There are things that we can do in the immediate and interim terms, one of which is to look at animal welfare standards. Twenty-three people looking at 3 million procedures simply is not enough. We also need an immediate review of the necessity of secondary species testing. Whatever happens next, it is imperative that we prioritise the development and adoption of non-animal research methods. The fact the number of scientific procedures conducted on animals went up in 2021—we actually stopped collecting data after that point, so we are not entirely sure how many we are doing, which I think is a mistake—demonstrates that there is not enough impetus behind the agenda of moving towards non-animal methods.
I ask the Government to invest in and fund NAMs properly by reallocating existing funds and promoting collaboration. They have an incredible ability to bring together the industry, researchers, advocacy groups, campaigners and others to create a road map and a strategy so we can truly say that the UK does not need to use animal testing methods any more. We can stop the use of animals and hold ourselves up to an incredibly high international standard as a nation of animal lovers.
Do not worry, Dame Caroline; I do not intend to take the full remaining hour and a half to wind up. I thank the petitioners for bringing this topic to the House for us to debate, and I thank colleagues for their contributions.
I want to clarify for the record something I said earlier about the non-publication of data. I was referring to detailed information on procedures by establishment type—in other words, whether the venture is a commercial or an academic one—which ceased being published in 2021, and the annual publication of technical summaries for project licences that are granted. I may have inadvertently suggested that we stopped publishing data on how many procedures took place; I just want to clarify that that is not the case.
I thank again all the organisations, campaign groups, charities and others, many of whom are represented in the Public Gallery, for briefing me and colleagues in advance of today’s debate. I thank in particular my right hon. Friend the Member for Camborne and Redruth (George Eustice), who made an incredibly detailed and knowledgeable contribution, and my hon. Friend the Member for Chatham and Aylesford (Tracey Crouch). I particularly enjoyed her description of her “melting in a mess of complexity”—a great Tinder profile if ever I heard one. I will certainly be investing in that.
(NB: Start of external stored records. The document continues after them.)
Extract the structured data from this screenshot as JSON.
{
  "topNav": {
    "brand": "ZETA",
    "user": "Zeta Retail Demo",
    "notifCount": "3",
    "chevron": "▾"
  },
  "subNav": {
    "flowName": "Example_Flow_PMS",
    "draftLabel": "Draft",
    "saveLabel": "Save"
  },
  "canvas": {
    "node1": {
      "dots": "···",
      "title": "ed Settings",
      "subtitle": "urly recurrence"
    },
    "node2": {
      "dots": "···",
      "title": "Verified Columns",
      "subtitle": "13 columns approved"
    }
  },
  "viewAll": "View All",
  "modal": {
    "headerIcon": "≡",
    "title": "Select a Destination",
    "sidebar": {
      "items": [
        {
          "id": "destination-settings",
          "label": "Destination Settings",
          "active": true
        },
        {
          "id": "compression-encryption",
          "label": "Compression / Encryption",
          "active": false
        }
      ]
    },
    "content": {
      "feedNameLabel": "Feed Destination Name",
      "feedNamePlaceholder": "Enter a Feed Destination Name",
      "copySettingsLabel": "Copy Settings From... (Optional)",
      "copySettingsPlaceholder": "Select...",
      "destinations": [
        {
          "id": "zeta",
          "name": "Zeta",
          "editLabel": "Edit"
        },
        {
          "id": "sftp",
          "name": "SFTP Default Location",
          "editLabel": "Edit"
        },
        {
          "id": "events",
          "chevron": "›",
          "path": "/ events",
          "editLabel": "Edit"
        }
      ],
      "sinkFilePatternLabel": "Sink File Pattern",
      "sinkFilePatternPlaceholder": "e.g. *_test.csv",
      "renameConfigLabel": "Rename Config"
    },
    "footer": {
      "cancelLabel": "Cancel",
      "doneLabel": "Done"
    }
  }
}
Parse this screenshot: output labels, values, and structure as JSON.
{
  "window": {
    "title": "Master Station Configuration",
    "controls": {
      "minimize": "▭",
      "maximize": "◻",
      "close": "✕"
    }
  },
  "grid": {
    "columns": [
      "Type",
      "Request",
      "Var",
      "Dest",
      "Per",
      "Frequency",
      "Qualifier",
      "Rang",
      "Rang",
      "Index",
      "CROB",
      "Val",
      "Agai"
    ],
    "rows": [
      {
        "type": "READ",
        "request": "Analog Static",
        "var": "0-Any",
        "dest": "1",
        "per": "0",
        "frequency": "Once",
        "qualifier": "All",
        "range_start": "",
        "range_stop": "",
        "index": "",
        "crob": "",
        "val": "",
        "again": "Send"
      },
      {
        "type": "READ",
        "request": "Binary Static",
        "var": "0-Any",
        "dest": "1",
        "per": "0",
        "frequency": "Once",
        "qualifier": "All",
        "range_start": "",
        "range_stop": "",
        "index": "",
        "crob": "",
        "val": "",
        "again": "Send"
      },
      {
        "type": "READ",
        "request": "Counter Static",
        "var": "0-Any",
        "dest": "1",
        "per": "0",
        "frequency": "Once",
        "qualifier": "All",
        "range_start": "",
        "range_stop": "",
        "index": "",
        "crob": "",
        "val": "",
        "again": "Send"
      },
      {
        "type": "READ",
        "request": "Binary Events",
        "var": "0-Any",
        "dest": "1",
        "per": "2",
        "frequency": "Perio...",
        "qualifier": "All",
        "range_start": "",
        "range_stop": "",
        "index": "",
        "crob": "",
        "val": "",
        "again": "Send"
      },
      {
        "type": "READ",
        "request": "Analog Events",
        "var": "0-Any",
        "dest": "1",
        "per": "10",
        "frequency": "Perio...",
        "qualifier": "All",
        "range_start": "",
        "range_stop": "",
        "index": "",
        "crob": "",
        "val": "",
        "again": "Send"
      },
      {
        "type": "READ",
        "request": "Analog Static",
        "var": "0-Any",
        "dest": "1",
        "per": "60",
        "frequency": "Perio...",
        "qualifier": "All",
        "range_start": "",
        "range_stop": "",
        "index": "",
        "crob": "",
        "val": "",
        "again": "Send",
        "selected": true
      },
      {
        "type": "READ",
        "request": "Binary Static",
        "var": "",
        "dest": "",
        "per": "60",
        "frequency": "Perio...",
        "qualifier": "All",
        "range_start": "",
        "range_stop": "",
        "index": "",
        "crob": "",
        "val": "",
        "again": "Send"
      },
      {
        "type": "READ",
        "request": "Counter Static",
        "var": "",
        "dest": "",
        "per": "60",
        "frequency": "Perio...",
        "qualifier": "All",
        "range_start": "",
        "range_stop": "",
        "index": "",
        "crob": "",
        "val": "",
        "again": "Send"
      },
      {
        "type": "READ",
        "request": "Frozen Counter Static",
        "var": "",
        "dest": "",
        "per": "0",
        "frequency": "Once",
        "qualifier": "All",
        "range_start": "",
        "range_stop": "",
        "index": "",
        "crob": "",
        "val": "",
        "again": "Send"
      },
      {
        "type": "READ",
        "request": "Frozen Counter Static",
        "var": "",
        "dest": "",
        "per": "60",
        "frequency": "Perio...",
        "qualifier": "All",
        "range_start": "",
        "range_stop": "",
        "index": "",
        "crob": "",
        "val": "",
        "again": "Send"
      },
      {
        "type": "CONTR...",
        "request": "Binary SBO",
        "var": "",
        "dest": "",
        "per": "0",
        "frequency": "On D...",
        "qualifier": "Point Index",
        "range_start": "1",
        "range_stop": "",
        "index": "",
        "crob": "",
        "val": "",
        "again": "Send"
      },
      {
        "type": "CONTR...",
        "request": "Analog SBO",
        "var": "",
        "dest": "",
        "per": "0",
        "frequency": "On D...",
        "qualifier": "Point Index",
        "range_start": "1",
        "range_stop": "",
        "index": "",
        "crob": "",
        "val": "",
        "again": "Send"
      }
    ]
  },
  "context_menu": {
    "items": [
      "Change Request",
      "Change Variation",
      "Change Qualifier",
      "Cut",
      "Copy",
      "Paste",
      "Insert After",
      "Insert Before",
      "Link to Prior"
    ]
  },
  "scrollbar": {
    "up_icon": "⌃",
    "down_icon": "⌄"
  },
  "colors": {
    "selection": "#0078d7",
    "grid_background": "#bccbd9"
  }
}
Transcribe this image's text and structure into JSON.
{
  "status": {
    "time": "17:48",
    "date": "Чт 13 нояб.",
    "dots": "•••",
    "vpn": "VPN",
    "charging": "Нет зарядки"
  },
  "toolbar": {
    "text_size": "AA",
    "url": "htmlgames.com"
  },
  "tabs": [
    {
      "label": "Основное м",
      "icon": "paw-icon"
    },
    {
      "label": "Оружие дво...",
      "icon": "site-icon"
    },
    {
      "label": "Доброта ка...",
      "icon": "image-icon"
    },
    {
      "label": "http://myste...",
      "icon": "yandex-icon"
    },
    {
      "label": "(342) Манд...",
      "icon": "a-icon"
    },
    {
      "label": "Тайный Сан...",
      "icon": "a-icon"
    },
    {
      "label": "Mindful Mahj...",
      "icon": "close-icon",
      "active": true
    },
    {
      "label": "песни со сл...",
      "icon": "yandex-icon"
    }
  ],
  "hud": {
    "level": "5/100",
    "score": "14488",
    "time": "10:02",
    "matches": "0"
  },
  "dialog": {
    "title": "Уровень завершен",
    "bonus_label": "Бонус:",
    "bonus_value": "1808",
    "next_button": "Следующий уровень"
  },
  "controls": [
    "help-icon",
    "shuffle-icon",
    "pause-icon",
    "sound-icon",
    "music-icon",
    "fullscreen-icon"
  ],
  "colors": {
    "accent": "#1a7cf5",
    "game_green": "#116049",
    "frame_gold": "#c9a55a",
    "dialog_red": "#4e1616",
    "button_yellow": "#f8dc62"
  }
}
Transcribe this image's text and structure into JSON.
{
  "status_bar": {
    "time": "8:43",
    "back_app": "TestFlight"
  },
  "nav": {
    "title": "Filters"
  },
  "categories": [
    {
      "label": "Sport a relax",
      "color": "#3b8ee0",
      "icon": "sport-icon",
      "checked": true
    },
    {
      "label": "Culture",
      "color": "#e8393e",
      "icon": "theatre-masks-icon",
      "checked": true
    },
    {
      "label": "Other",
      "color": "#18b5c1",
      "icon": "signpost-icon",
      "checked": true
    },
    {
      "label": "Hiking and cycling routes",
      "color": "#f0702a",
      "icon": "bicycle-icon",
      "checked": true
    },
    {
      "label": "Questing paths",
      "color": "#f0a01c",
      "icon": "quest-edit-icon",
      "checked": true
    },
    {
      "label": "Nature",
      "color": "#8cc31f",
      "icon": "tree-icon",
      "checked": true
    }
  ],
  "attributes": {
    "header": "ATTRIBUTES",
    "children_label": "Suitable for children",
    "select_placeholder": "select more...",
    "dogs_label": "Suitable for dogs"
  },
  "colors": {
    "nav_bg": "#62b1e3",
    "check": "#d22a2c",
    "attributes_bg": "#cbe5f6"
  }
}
I thank the Minister for his response. Regulars at petitions debates will know how frustrating it is to come here only to hear a response stating why the status quo is to continue; it is rare that we leave with nuggets of future policy. The restarting of the public attitudes survey, the doubling of investment next year, the Home Office review of licence duration and fees, and that all-important plan are excellent steps in the right direction. I am grateful that he was able to make some announcements during the debate, and I am sure that the organisations that are represented in the Public Gallery and that briefed Members will want to engage with the Department for Science, Innovation and Technology in order to feed into the plan. I am very grateful for that announcement. As we have made clear, if we do not make any progress, we will be back next year talking about exactly the same thing, because that is what the petitioners expect of us.
Question put and agreed to.
Resolved,
That this House has considered e-petitions 633591 and 645885 relating to animal testing and non-animal research methods.